New Delhi: Pallavi Gogoi, the former Asian Age journalist who has levelled rape allegations against former Union Minister of State for External Affairs M. J. Akbar, on Thursday quashed the latter’s claims that their relationship was consensual.
In a statement, Pallavi said, “Rather than take responsibility for his abuse of me and his serial predation of other young women who have courageously come forward, Akbar has insisted – just like other infamous serial sexual abusers of women – that the relationship was consensual. It was not.” She further stated that “a relationship that is based on coercion, and abuse of power, is not consensual,” adding, “I stand by every word in my published account.
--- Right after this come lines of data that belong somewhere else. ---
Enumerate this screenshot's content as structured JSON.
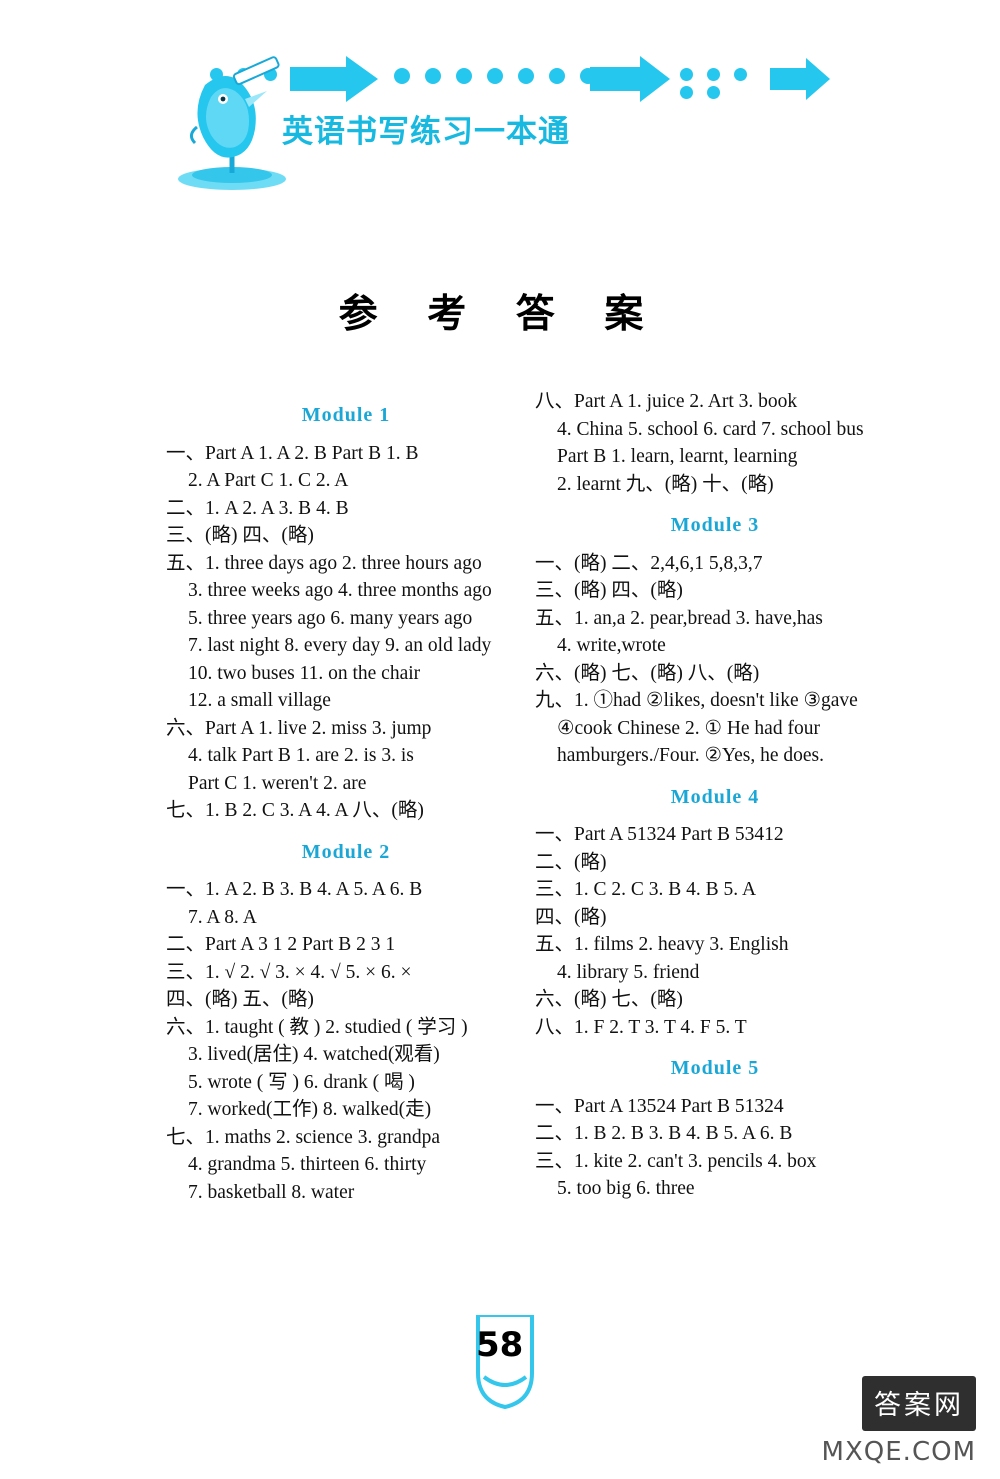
{
  "header": {
    "title_cn": "英语书写练习一本通",
    "logo_icon": "bird-pen-logo-icon",
    "arrow_icon": "right-arrow-icon"
  },
  "main_title": "参 考 答 案",
  "page_number": "58",
  "watermark": {
    "box_text": "答案网",
    "sub_text": "MXQE.COM"
  },
  "columns": {
    "left": [
      {
        "type": "module",
        "label": "Module  1"
      },
      {
        "type": "line",
        "text": "一、Part A  1. A  2. B  Part B  1. B"
      },
      {
        "type": "line",
        "indent": 1,
        "text": "2. A  Part C  1. C  2. A"
      },
      {
        "type": "line",
        "text": "二、1. A  2. A  3. B  4. B"
      },
      {
        "type": "line",
        "text": "三、(略)  四、(略)"
      },
      {
        "type": "line",
        "text": "五、1. three days ago  2. three hours ago"
      },
      {
        "type": "line",
        "indent": 1,
        "text": "3. three weeks ago  4. three months ago"
      },
      {
        "type": "line",
        "indent": 1,
        "text": "5. three years ago  6. many years ago"
      },
      {
        "type": "line",
        "indent": 1,
        "text": "7. last night  8. every day  9. an old lady"
      },
      {
        "type": "line",
        "indent": 1,
        "text": "10. two buses  11. on the chair"
      },
      {
        "type": "line",
        "indent": 1,
        "text": "12. a small village"
      },
      {
        "type": "line",
        "text": "六、Part A  1. live  2. miss  3. jump"
      },
      {
        "type": "line",
        "indent": 1,
        "text": "4. talk  Part B  1. are  2. is  3. is"
      },
      {
        "type": "line",
        "indent": 1,
        "text": "Part C  1. weren't  2. are"
      },
      {
        "type": "line",
        "text": "七、1. B  2. C  3. A  4. A  八、(略)"
      },
      {
        "type": "module",
        "label": "Module  2"
      },
      {
        "type": "line",
        "text": "一、1. A  2. B  3. B  4. A  5. A  6. B"
      },
      {
        "type": "line",
        "indent": 1,
        "text": "7. A  8. A"
      },
      {
        "type": "line",
        "text": "二、Part A  3 1 2  Part B  2 3 1"
      },
      {
        "type": "line",
        "text": "三、1. √  2. √  3. ×  4. √  5. ×  6. ×"
      },
      {
        "type": "line",
        "text": "四、(略)  五、(略)"
      },
      {
        "type": "line",
        "text": "六、1. taught ( 教 )   2. studied ( 学习 )"
      },
      {
        "type": "line",
        "indent": 1,
        "text": "3. lived(居住)  4. watched(观看)"
      },
      {
        "type": "line",
        "indent": 1,
        "text": "5. wrote ( 写 )      6. drank ( 喝 )"
      },
      {
        "type": "line",
        "indent": 1,
        "text": "7. worked(工作)  8. walked(走)"
      },
      {
        "type": "line",
        "text": "七、1. maths  2. science  3. grandpa"
      },
      {
        "type": "line",
        "indent": 1,
        "text": "4. grandma  5. thirteen  6. thirty"
      },
      {
        "type": "line",
        "indent": 1,
        "text": "7. basketball  8. water"
      }
    ],
    "right": [
      {
        "type": "line",
        "text": "八、Part A  1. juice  2. Art  3. book"
      },
      {
        "type": "line",
        "indent": 1,
        "text": "4. China  5. school  6. card  7. school bus"
      },
      {
        "type": "line",
        "indent": 1,
        "text": "Part B  1. learn, learnt, learning"
      },
      {
        "type": "line",
        "indent": 1,
        "text": "2. learnt  九、(略)  十、(略)"
      },
      {
        "type": "module",
        "label": "Module  3"
      },
      {
        "type": "line",
        "text": "一、(略)  二、2,4,6,1  5,8,3,7"
      },
      {
        "type": "line",
        "text": "三、(略)  四、(略)"
      },
      {
        "type": "line",
        "text": "五、1. an,a  2. pear,bread  3. have,has"
      },
      {
        "type": "line",
        "indent": 1,
        "text": "4. write,wrote"
      },
      {
        "type": "line",
        "text": "六、(略)  七、(略)  八、(略)"
      },
      {
        "type": "line",
        "text": "九、1. ①had  ②likes, doesn't like  ③gave"
      },
      {
        "type": "line",
        "indent": 1,
        "text": "④cook Chinese   2. ① He had four"
      },
      {
        "type": "line",
        "indent": 1,
        "text": "hamburgers./Four.  ②Yes, he does."
      },
      {
        "type": "module",
        "label": "Module  4"
      },
      {
        "type": "line",
        "text": "一、Part A  51324  Part B  53412"
      },
      {
        "type": "line",
        "text": "二、(略)"
      },
      {
        "type": "line",
        "text": "三、1. C  2. C  3. B  4. B  5. A"
      },
      {
        "type": "line",
        "text": "四、(略)"
      },
      {
        "type": "line",
        "text": "五、1. films    2. heavy    3. English"
      },
      {
        "type": "line",
        "indent": 1,
        "text": "4. library  5. friend"
      },
      {
        "type": "line",
        "text": "六、(略)  七、(略)"
      },
      {
        "type": "line",
        "text": "八、1. F  2. T  3. T  4. F  5. T"
      },
      {
        "type": "module",
        "label": "Module  5"
      },
      {
        "type": "line",
        "text": "一、Part A  13524  Part B  51324"
      },
      {
        "type": "line",
        "text": "二、1. B  2. B  3. B  4. B  5. A  6. B"
      },
      {
        "type": "line",
        "text": "三、1. kite  2. can't  3. pencils  4. box"
      },
      {
        "type": "line",
        "indent": 1,
        "text": "5. too big  6. three"
      }
    ]
  }
}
I will continue to speak my truth so that other women who have been sexually assaulted by him know it is okay for them to come forward and speak their truth too.” In an article published on November 1 in the Washington Post, Pallavi narrated how Akbar had allegedly raped her in a Jaipur hotel around 23 years ago, back when the two were colleagues at the Asian Age. She also made claims of several other incidents of sexual harassment by Akbar during their time at the publication.
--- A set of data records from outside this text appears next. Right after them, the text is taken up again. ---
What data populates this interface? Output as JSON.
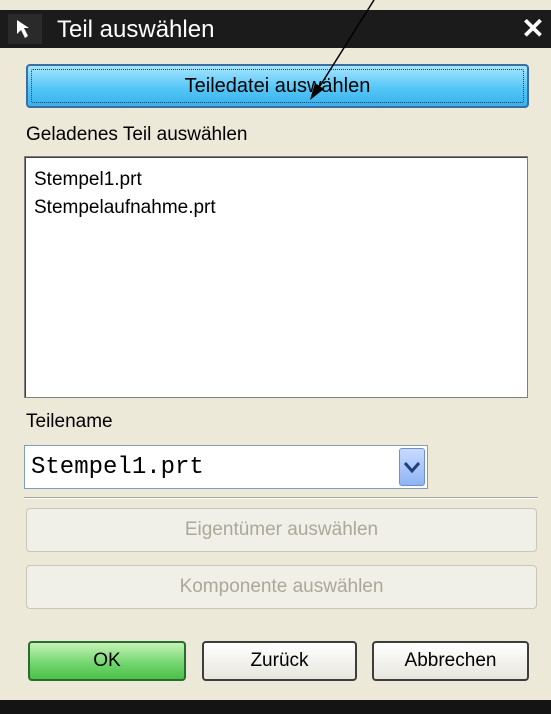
{
  "window": {
    "title": "Teil auswählen",
    "close_symbol": "✕"
  },
  "buttons": {
    "select_file": "Teiledatei auswählen",
    "select_owner": "Eigentümer auswählen",
    "select_component": "Komponente auswählen",
    "ok": "OK",
    "back": "Zurück",
    "cancel": "Abbrechen"
  },
  "loaded_parts": {
    "label": "Geladenes Teil auswählen",
    "items": [
      "Stempel1.prt",
      "Stempelaufnahme.prt"
    ]
  },
  "part_name": {
    "label": "Teilename",
    "value": "Stempel1.prt"
  },
  "icons": {
    "title_icon": "select-arrow-icon",
    "combo_arrow": "chevron-down-icon",
    "annotation": "pointer-arrow-annotation"
  },
  "colors": {
    "titlebar": "#1b1b1b",
    "primary_button": "#56c6f6",
    "ok_button": "#6fd46b",
    "dialog_bg": "#ece9d8"
  }
}
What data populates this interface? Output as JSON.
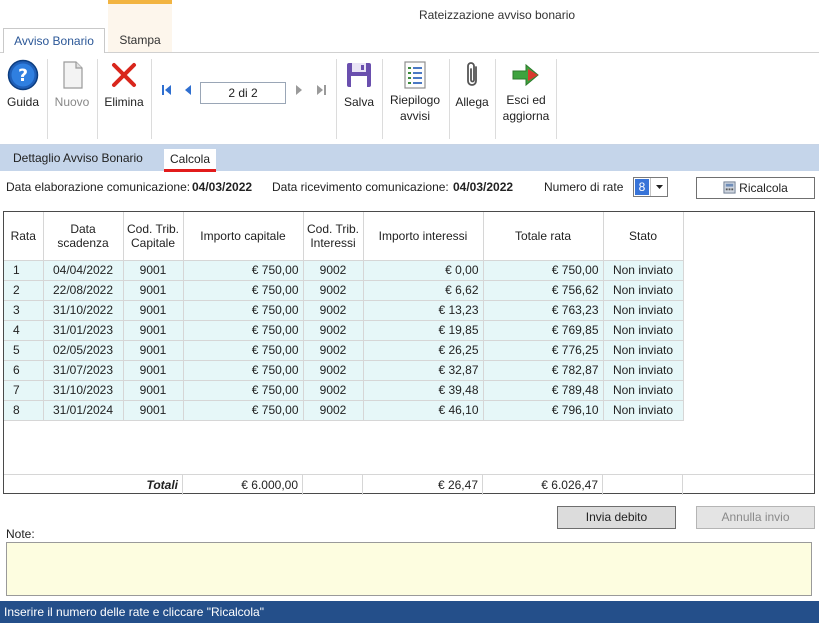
{
  "window": {
    "title": "Rateizzazione avviso bonario"
  },
  "app_tabs": [
    {
      "label": "Avviso Bonario"
    },
    {
      "label": "Stampa"
    }
  ],
  "ribbon": {
    "guida": "Guida",
    "nuovo": "Nuovo",
    "elimina": "Elimina",
    "record": "2 di 2",
    "salva": "Salva",
    "riepilogo_line1": "Riepilogo",
    "riepilogo_line2": "avvisi",
    "allega": "Allega",
    "esci_line1": "Esci ed",
    "esci_line2": "aggiorna"
  },
  "subtabs": [
    {
      "label": "Dettaglio Avviso Bonario"
    },
    {
      "label": "Calcola"
    }
  ],
  "info": {
    "data_elab_label": "Data elaborazione comunicazione:",
    "data_elab_value": "04/03/2022",
    "data_ric_label": "Data ricevimento comunicazione:",
    "data_ric_value": "04/03/2022",
    "numero_rate_label": "Numero di rate",
    "numero_rate_value": "8",
    "ricalcola_label": "Ricalcola"
  },
  "table": {
    "headers": [
      "Rata",
      "Data scadenza",
      "Cod. Trib. Capitale",
      "Importo capitale",
      "Cod. Trib. Interessi",
      "Importo interessi",
      "Totale rata",
      "Stato"
    ],
    "rows": [
      [
        "1",
        "04/04/2022",
        "9001",
        "€ 750,00",
        "9002",
        "€ 0,00",
        "€ 750,00",
        "Non inviato"
      ],
      [
        "2",
        "22/08/2022",
        "9001",
        "€ 750,00",
        "9002",
        "€ 6,62",
        "€ 756,62",
        "Non inviato"
      ],
      [
        "3",
        "31/10/2022",
        "9001",
        "€ 750,00",
        "9002",
        "€ 13,23",
        "€ 763,23",
        "Non inviato"
      ],
      [
        "4",
        "31/01/2023",
        "9001",
        "€ 750,00",
        "9002",
        "€ 19,85",
        "€ 769,85",
        "Non inviato"
      ],
      [
        "5",
        "02/05/2023",
        "9001",
        "€ 750,00",
        "9002",
        "€ 26,25",
        "€ 776,25",
        "Non inviato"
      ],
      [
        "6",
        "31/07/2023",
        "9001",
        "€ 750,00",
        "9002",
        "€ 32,87",
        "€ 782,87",
        "Non inviato"
      ],
      [
        "7",
        "31/10/2023",
        "9001",
        "€ 750,00",
        "9002",
        "€ 39,48",
        "€ 789,48",
        "Non inviato"
      ],
      [
        "8",
        "31/01/2024",
        "9001",
        "€ 750,00",
        "9002",
        "€ 46,10",
        "€ 796,10",
        "Non inviato"
      ]
    ],
    "totals_label": "Totali",
    "totals_capitale": "€ 6.000,00",
    "totals_interessi": "€ 26,47",
    "totals_rata": "€ 6.026,47"
  },
  "actions": {
    "invia_debito": "Invia debito",
    "annulla_invio": "Annulla invio"
  },
  "note_label": "Note:",
  "status_text": "Inserire il numero delle rate e cliccare \"Ricalcola\"",
  "colors": {
    "accent": "#2b5797",
    "context_tab": "#f2b441",
    "row_bg": "#e6f7f8",
    "subtab_bar": "#c5d5ea",
    "status_bar": "#244f8a",
    "active_underline": "#e21b1b"
  }
}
Pallavi was 22 when she joined the Asian Age, where Akbar was the editor. This was the first instance of a rape allegation being levelled on the former Minister, although a number of cases of sexual harassment surfaced against him as part of India’s #MeToo firestorm. In response, Akbar denied the allegations and said that he and Pallavi had “entered into a consensual relationship that spanned several months,” adding that their relationship caused “significant strife in his” personal life as well.
Akbar’s wife, Mallika, corroborated his version of the story, stating that his relationship with the scribe caused a lot of discord and unhappiness in their marital life as there were a number of late night phone calls and public display of affection between the two.